Lehle, Grüne: In Geislingen herrscht ein großes Misstrauen und dies wird eher größer als kleiner. Eine Umsetzung in den nächsten 12 Monaten ist sehr ambitioniert. Es gibt doch auch schon eine Rechtsanwaltskanzlei im Ärztehaus, dies hat doch nicht geschadet. Mann sollte konstant weiter nach Mietern suchen statt alles auf den Verkauf zu setzen. Was passiert eigentlich, wenn kein Investor gefunden wird?
Schmid: Sollte es zu Renovierungen oder Teilabrissen kommen, muss natürlich für die vorhandenen Mieter zu einer Zwischenlösung kommen.
Frank Dehmer, Oberbürgermeister von Geislingen: Wir haben uns immer aktiv und zielstrebig in die Diskussionen und Planungen für eine Nachnutzung des Klinikgebäudes eingebracht. Bisher waren wir mit dem Verlauf auch einverstanden, aber bei einem Verkauf haben wir natürlich auch eigene Interessen. Grundstück ist jetzt im B-Plan ein Grundstück mit Sondernutzung Kliniknutzung. Die Änderung würde dauern.
Zeeb, Grüne: Auf die OptiMedis AG einzuschlagen finde ich unfair (die Grünen waren der größte Befürworter der Klinikschließung). Zeeb war der Stadt Geislingen vor, immer noch der Klinik nachzutrauern und Veränderungen zu verzögern.

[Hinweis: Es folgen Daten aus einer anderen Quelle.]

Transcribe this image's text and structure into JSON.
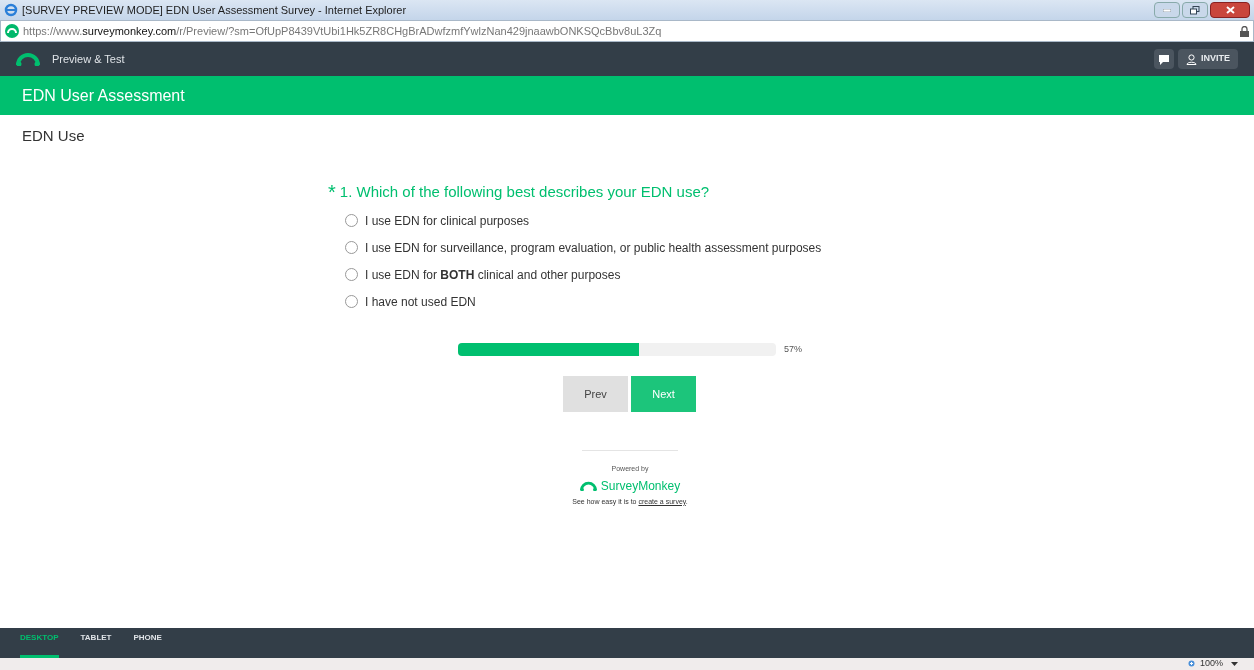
{
  "window": {
    "title": "[SURVEY PREVIEW MODE] EDN User Assessment Survey - Internet Explorer"
  },
  "address_bar": {
    "url_prefix": "https://www.",
    "url_domain": "surveymonkey.com",
    "url_path": "/r/Preview/?sm=OfUpP8439VtUbi1Hk5ZR8CHgBrADwfzmfYwlzNan429jnaawbONKSQcBbv8uL3Zq"
  },
  "toolbar": {
    "title": "Preview & Test",
    "invite_button": "INVITE"
  },
  "survey": {
    "title": "EDN User Assessment",
    "page_title": "EDN Use",
    "question": {
      "required_mark": "*",
      "text": "1. Which of the following best describes your EDN use?",
      "options": [
        {
          "label": "I use EDN for clinical purposes",
          "selected": false
        },
        {
          "label": "I use EDN for surveillance, program evaluation, or public health assessment purposes",
          "selected": false
        },
        {
          "label": "I use EDN for **BOTH** clinical and other purposes",
          "selected": false
        },
        {
          "label": "I have not used EDN",
          "selected": false
        }
      ]
    },
    "progress": {
      "level": 0.57,
      "reading": "57%"
    },
    "buttons": [
      "Prev",
      "Next"
    ]
  },
  "footer": {
    "powered_by": "Powered by",
    "brand": "SurveyMonkey",
    "tagline": "See how easy it is to",
    "link": "create a survey",
    "after_link": "."
  },
  "device_tabs": [
    {
      "label": "DESKTOP",
      "selected": true
    },
    {
      "label": "TABLET",
      "selected": false
    },
    {
      "label": "PHONE",
      "selected": false
    }
  ],
  "status_bar": {
    "zoom": "100%"
  }
}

Maichle, der komplette 4. Stock ist an eine Fachklinik vermietet, die dort Patienten versorgt, die im Wachkoma liegen. Was wollen wir mit den Patienten machen.
Bührle: Irgendwann muss man auch einen Decken draufmachen, auch wenn es der Abriss ist.
Till, CDU: Es ist mir nicht klar, warum ein so traditioneller und eingespielter Klinikstandort mit einem Einzugsbereich mit bis zu 100.000 Einwohnern nicht zu einem modernen Gesundheitsstandort entwickeln kann. Wir dürfen auch privatwirtschaftliche Angebote, die zu einer Konkurrenz zu Göppingen stehen nicht ausschließen.
Wangenheim, AfD: Für die vorhandenen Mieter ein neues Haus bauen und das alte komplett abreißen. Das würde auch teure Investitionen in den Brandschutz und die Statik vermeiden. Das dies eine sinnvolle Alternative ist, bestätigt auch GF Schmid, aber es muss gewollt werden.